Sorry to be a downer, but Teleman, like that wank you didn’t need to have but enjoyed anyway, also really frustrate me because they master the build-up but never deliver the pay-off. I’m so conflicted, as they look so good, and their melodies are beautiful – especially new number, ‘Song for a Seagull’, which beckoned me in like a Siren call. But they are clearly just too goddamn well-rinsed and downright lovely to ever get grime on their fingernails. I notice they have a lot of kids in the front, who would probably have run a mile at the approach of Bo Ningen.

I feel sick by the end of Teleman’s set because I consumed my first rolled ciggie of Amber Leaf, courtesy Row, and got dizzy. So we must retreat to a shady woodland for a sit down and a natter while John Grant’s sugary, slithering set warbles along behind us. We enjoy shallowly justifying how we’re not really into the ‘dry’ and ‘insipid’ Grant to make ourselves feel important  at that moment.

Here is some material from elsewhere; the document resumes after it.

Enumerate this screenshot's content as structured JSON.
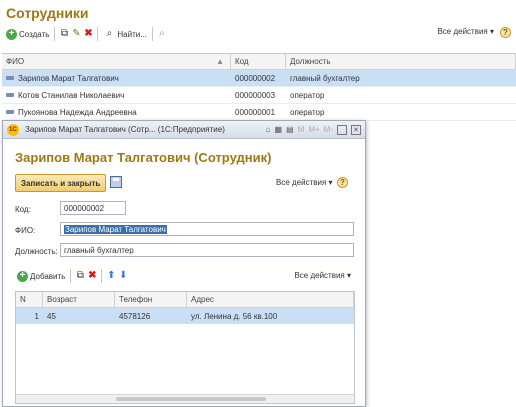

Row is crying profusely to ‘White Winter Hymnal’ and ‘Quivering Forest’, while it takes me about 45 minutes to realise I’m actually really bored.

We pass by Byrdsy dad-band Teenage Fanclub for a cute song, but really we’re prepping for the Fleet Foxes headline set. It’s all been immaculately planned out: after last night’s Gizzard Ecstasy, we just “want to chill out”, sit on the grass banks and let the Foxes’ elegant songs for all seasons wash over us from a poetic distance. That was the theory. In practice, Row is crying profusely to ‘White Winter Hymnal’ and ‘Quivering Forest’, while it takes me about 45 minutes to realise I’m actually really bored. I mean, the sunrise is beautiful and all, and so is the sunset,  but it does happen every day, so get over it, which is how I feel about Fleet Foxes.

So, decidedly looking for kicks, I find them in the unlikely source of Middle-Aged Welsh-language folk outfit 9Bach. I arrive as they polish off some plaintive ballad, probably about the valleys. Then this wiry-haired lady rises from her electric harp towards the synth and lays down some filthy bass-line to turn even the Chemical Brothers green, and the Walled Garden just goes off. Frenzied percussion. Techno beat. Fleet Foxes can do one! This is the shit! When it’s over, a probable 9Bach aficionado notes to his friends that they “have not released anything remotely like that”.

I make it back to Fleet Foxes to witness a ‘high energy’ climax, all the while rehearsing through my head the extreme luke-warm feelings I want to express to Row concerning their set. “Wait”, he says, “where’s my wallet?”SHiiiiiiiiiitt.

So Row’s lost his wallet and now we have to find it. I reckon he needs more secure pockets. We optimistically yet half-heartedly scour the grass floors with phone torches to locate the black wallet amidst the crumpled lager cans and wine bottles. Then Row ambitiously checks the Portaloos at the other end of the site where he’d had his daily poo pre-Fleet Foxes,  assuring the bursting queuers all the while that he’s not jumping them, but is in fact devoted to a righteous cause, which they fully get behind.  With hope fading, we make a last yowling leap to the CND Lost Property Tent.  And Whaddya know? It’s there. “This isn’t Boomtown?” explains the gleeful staff-member, who allows Row to ring the Bell of Personal Property Recovery (name mine) after receiving his undefiled wallet. Another night. Another victory.

So we celebrate ‘till late to booming club mixes of Tame Impala alongside Bacchic OAP’s who have  toy Fox tails protruding from their asses. This is Green Man, isn’t it?

The Oxford Student in no way condones the use of smoking and recreational drugs.